ATI RN
RN Nursing Care of Children 2019 With NGN
1. What is the narrowing of the preputial opening of the foreskin called?
- A. Chordee
- B. Phimosis
- C. Epispadias
- D. Hypospadias
Correct answer: B
Rationale: Phimosis is the condition where the foreskin cannot be fully retracted over the glans penis due to a narrowing of the preputial opening. Chordee, epispadias, and hypospadias are different conditions involving the penis's structure.
2. The charge nurse in the pediatric unit is teaching nursing students about pyloric stenosis. A student asks what causes pyloric stenosis. How should the nurse respond?

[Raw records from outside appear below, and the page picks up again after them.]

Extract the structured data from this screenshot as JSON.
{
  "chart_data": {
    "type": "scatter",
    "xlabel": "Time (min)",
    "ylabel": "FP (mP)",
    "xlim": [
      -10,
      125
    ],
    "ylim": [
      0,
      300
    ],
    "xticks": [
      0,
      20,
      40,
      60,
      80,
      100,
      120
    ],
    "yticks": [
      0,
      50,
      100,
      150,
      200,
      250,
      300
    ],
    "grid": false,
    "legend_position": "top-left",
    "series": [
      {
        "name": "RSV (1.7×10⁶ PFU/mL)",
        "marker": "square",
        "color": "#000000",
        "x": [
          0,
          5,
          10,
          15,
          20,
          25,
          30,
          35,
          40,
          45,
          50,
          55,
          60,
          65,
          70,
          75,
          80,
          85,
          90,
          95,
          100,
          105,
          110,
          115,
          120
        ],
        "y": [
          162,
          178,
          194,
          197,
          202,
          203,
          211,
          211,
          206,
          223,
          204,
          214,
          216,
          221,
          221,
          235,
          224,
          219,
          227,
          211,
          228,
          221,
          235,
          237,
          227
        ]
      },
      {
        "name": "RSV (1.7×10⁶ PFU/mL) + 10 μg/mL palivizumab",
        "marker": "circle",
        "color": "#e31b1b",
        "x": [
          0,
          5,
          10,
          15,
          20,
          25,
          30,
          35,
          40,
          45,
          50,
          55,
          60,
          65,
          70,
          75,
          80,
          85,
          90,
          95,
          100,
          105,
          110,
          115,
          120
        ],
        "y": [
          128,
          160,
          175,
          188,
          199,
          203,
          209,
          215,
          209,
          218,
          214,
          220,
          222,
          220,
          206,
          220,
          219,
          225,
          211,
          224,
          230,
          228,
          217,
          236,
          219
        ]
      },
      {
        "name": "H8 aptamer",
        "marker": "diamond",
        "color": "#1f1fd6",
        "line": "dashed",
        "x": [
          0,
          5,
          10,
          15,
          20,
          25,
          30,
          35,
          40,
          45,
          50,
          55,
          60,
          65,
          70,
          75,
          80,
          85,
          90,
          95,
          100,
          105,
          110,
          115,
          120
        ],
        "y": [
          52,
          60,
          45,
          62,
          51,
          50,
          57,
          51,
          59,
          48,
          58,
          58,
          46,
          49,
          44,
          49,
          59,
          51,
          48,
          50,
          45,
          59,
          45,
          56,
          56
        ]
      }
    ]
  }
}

- A. One portion of the intestines invaginates or telescopes into another
- B. Hypertrophy of the circular pylorus muscle
- C. Relaxed cardiac sphincter
- D. Absent ganglion cells in the colon
Correct answer: B
Rationale: Pyloric stenosis is caused by the hypertrophy (thickening) of the circular muscle of the pylorus, leading to obstruction. Choice A is incorrect as it describes intussusception, not pyloric stenosis. Choice C is incorrect as a relaxed cardiac sphincter is related to gastroesophageal reflux. Choice D is incorrect as it describes Hirschsprung's disease, not pyloric stenosis.

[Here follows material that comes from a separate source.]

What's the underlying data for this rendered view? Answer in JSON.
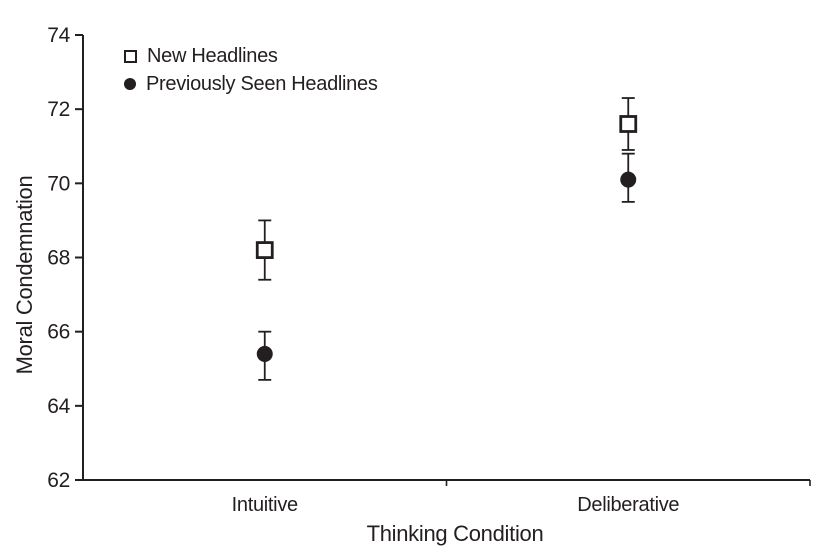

3. What is the primary treatment goal for a child with nephrotic syndrome?
- A. Reduce proteinuria
- B. Lower blood pressure
- C. Increase urine output
- D. Prevent infections
Correct answer: A
Rationale: The correct answer is A: Reduce proteinuria. In nephrotic syndrome, the primary treatment goal is to reduce proteinuria to prevent further kidney damage. Lowering blood pressure (choice B) is important in managing some types of kidney disease but is not the primary treatment goal in nephrotic syndrome. Increasing urine output (choice C) and preventing infections (choice D) are important aspects of supportive care but are not the primary treatment goal for nephrotic syndrome.

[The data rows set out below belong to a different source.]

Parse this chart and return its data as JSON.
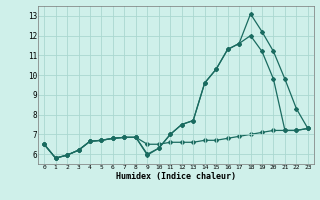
{
  "xlabel": "Humidex (Indice chaleur)",
  "bg_color": "#cff0ea",
  "grid_color": "#aad8d0",
  "line_color": "#1a6b60",
  "xlim": [
    -0.5,
    23.5
  ],
  "ylim": [
    5.5,
    13.5
  ],
  "xticks": [
    0,
    1,
    2,
    3,
    4,
    5,
    6,
    7,
    8,
    9,
    10,
    11,
    12,
    13,
    14,
    15,
    16,
    17,
    18,
    19,
    20,
    21,
    22,
    23
  ],
  "yticks": [
    6,
    7,
    8,
    9,
    10,
    11,
    12,
    13
  ],
  "series1_x": [
    0,
    1,
    2,
    3,
    4,
    5,
    6,
    7,
    8,
    9,
    10,
    11,
    12,
    13,
    14,
    15,
    16,
    17,
    18,
    19,
    20,
    21,
    22,
    23
  ],
  "series1_y": [
    6.5,
    5.8,
    5.95,
    6.2,
    6.65,
    6.7,
    6.8,
    6.85,
    6.85,
    5.95,
    6.3,
    7.0,
    7.5,
    7.7,
    9.6,
    10.3,
    11.3,
    11.6,
    13.1,
    12.2,
    11.2,
    9.8,
    8.3,
    7.3
  ],
  "series2_x": [
    0,
    1,
    2,
    3,
    4,
    5,
    6,
    7,
    8,
    9,
    10,
    11,
    12,
    13,
    14,
    15,
    16,
    17,
    18,
    19,
    20,
    21,
    22,
    23
  ],
  "series2_y": [
    6.5,
    5.8,
    5.95,
    6.2,
    6.65,
    6.7,
    6.8,
    6.85,
    6.85,
    6.0,
    6.3,
    7.0,
    7.5,
    7.7,
    9.6,
    10.3,
    11.3,
    11.6,
    12.0,
    11.2,
    9.8,
    7.2,
    7.2,
    7.3
  ],
  "series3_x": [
    0,
    1,
    2,
    3,
    4,
    5,
    6,
    7,
    8,
    9,
    10,
    11,
    12,
    13,
    14,
    15,
    16,
    17,
    18,
    19,
    20,
    21,
    22,
    23
  ],
  "series3_y": [
    6.5,
    5.8,
    5.95,
    6.2,
    6.65,
    6.7,
    6.8,
    6.85,
    6.85,
    6.5,
    6.5,
    6.6,
    6.6,
    6.6,
    6.7,
    6.7,
    6.8,
    6.9,
    7.0,
    7.1,
    7.2,
    7.2,
    7.2,
    7.3
  ],
  "marker": "D",
  "markersize": 2.0,
  "linewidth": 0.9
}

4. The nurse is selecting a site to begin an intravenous infusion on a 2-year-old child. The superficial veins on his hand and arm are not readily visible. What intervention should increase the visibility of these veins?
- A. Gently tap over the site.
- B. Apply a cold compress to the site.
- C. Raise the extremity above the level of the body
- D. Use a rubber band as a tourniquet for 5 minutes.
Correct answer: A
Rationale: Gently tapping over the site helps dilate the veins and increase visibility. Applying a cold compress or raising the extremity above the body level constricts the veins, making them harder to access. Prolonged tourniquet use can cause discomfort and venous congestion.
5. A new parent, when asked by a nurse, explains that the 4-month-old infant has been nursing regularly every 3 to 4 hours and seems satisfied. However, the parent recently introduced solid food in the form of unbuttered popcorn to the infant as a supplement. What should be the primary nursing concern in this situation?
- A. Imbalanced nutrition, more than body requirements, related to introduction of a high-calorie food
- B. Risk for aspiration related to feeding the infant an inappropriate food
- C. Imbalanced nutrition, less than body requirements, related to introduction of a low-nutritive food
- D. Readiness for enhanced nutrition, related to the age of the infant
Correct answer: B
Rationale: The primary nursing concern in this situation is the risk for aspiration. Popcorn is a choking hazard for infants, as their airway is not fully developed to handle solid foods like popcorn. Choices A, C, and D are incorrect because the main focus should be on the immediate risk of aspiration due to the inappropriate solid food given to the infant, rather than on nutritional imbalances or readiness for enhanced nutrition.